Conclusion et appel à la responsabilité internationale : rompre le cycle de l’impunité
Ce qui s'est passé dans les centres de détention clandestins et les garages de Shiraz n'était pas une simple infraction disciplinaire, mais bien un « crime sexuel organisé à caractère sexiste », instrumentalisé comme outil stratégique pour contenir la dissidence politique et briser la détermination des manifestantes. L'impunité dont ont bénéficié Houshang Fahandaj et ses complices – protégés par le soutien indéfectible du procureur de l'époque, du commandant des Gardiens de la révolution, du chef de la police et de l'imam de la prière du vendredi de Shiraz – constitue une preuve indéniable que les violences sexuelles faites aux femmes sont un instrument systématique d'impunité au sein de l'appareil répressif.
En vertu du droit international, et compte tenu de la nature de ces infractions, qualifiées de crimes contre l'humanité, cette affaire est imprescriptible . La documentation rigoureuse de ces dossiers, données et noms des commandants et auteurs de ces crimes témoigne d'un engagement fondamental envers la vérité et la responsabilité.

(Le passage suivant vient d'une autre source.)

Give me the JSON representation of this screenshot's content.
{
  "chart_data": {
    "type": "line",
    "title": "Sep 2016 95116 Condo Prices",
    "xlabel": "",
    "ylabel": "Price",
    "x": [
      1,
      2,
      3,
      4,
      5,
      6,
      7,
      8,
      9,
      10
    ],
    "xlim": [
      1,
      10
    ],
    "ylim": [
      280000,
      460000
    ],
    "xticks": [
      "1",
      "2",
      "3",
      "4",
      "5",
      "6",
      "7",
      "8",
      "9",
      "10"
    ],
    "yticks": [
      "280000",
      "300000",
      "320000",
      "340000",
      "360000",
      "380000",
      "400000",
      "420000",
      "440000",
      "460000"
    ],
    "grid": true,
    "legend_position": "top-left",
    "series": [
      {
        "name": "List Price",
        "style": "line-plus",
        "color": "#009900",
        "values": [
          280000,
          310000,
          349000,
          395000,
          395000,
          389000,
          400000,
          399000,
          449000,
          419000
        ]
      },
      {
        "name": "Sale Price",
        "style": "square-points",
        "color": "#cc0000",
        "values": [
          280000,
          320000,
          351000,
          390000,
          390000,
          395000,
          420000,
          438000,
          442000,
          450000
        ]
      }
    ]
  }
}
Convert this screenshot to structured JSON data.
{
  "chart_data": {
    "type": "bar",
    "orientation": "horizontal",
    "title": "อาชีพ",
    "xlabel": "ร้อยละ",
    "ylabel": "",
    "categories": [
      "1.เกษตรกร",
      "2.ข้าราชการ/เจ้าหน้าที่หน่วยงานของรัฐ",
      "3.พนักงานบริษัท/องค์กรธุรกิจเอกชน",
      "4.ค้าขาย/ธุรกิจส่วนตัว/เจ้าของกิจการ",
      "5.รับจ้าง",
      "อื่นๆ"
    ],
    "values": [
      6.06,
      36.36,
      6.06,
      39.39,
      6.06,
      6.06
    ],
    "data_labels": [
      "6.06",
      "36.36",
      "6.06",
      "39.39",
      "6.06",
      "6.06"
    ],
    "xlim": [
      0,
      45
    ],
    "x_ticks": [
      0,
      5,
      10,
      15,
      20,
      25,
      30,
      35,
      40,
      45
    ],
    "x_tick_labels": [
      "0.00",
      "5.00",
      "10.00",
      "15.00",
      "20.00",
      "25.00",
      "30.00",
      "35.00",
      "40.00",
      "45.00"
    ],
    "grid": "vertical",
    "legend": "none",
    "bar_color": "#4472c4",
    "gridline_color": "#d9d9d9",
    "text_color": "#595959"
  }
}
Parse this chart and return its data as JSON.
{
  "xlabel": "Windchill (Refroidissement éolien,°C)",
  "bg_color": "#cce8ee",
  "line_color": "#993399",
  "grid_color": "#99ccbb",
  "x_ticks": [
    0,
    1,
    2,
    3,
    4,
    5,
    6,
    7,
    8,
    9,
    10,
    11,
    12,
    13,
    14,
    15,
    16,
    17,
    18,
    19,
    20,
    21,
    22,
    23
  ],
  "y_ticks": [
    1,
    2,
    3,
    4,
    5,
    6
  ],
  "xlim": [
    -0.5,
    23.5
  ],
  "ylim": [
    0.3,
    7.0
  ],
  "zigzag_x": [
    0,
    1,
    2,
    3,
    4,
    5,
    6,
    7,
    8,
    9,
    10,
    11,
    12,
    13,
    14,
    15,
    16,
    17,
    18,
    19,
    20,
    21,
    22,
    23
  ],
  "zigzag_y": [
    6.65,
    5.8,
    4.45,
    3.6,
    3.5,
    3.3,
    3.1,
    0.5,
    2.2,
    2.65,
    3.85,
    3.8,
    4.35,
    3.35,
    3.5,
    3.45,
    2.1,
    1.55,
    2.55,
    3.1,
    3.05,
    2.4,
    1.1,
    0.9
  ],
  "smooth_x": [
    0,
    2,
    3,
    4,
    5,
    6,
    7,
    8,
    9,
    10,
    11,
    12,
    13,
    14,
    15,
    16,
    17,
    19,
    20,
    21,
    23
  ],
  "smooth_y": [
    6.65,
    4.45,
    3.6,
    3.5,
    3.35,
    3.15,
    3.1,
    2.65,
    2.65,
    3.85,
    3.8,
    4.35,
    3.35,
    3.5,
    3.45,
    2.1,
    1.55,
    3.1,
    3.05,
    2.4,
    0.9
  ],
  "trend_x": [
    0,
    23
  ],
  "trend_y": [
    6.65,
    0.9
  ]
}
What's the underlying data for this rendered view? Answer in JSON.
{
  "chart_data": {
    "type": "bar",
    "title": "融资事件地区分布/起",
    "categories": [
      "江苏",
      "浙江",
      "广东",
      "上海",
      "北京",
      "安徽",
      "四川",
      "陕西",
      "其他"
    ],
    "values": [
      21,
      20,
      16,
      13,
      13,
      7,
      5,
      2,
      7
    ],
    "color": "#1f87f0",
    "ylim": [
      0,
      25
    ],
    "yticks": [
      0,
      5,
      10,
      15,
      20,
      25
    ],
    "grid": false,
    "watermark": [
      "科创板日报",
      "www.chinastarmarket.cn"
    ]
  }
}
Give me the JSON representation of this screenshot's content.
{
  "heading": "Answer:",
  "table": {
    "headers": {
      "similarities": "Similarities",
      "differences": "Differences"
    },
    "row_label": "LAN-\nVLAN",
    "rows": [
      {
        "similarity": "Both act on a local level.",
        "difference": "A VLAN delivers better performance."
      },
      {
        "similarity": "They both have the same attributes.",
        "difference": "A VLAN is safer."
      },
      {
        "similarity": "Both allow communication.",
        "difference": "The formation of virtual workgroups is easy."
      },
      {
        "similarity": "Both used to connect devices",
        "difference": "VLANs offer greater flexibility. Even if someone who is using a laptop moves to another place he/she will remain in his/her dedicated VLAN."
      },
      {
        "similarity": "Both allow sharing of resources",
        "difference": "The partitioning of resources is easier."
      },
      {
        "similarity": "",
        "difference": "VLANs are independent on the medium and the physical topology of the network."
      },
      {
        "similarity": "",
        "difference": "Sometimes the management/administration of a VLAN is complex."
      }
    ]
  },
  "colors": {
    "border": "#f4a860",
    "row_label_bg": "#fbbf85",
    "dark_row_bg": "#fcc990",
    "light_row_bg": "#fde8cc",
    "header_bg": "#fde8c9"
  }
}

Ce rapport juridique documenté a été établi afin que, par l'invocation du principe de compétence universelle, le cycle structurel d'impunité en Iran puisse être brisé, garantissant ainsi que tous les commandants, auteurs et responsables judiciaires ayant couvert ces atrocités soient finalement traduits en justice devant des tribunaux compétents pour les crimes contre les femmes et l'humanité.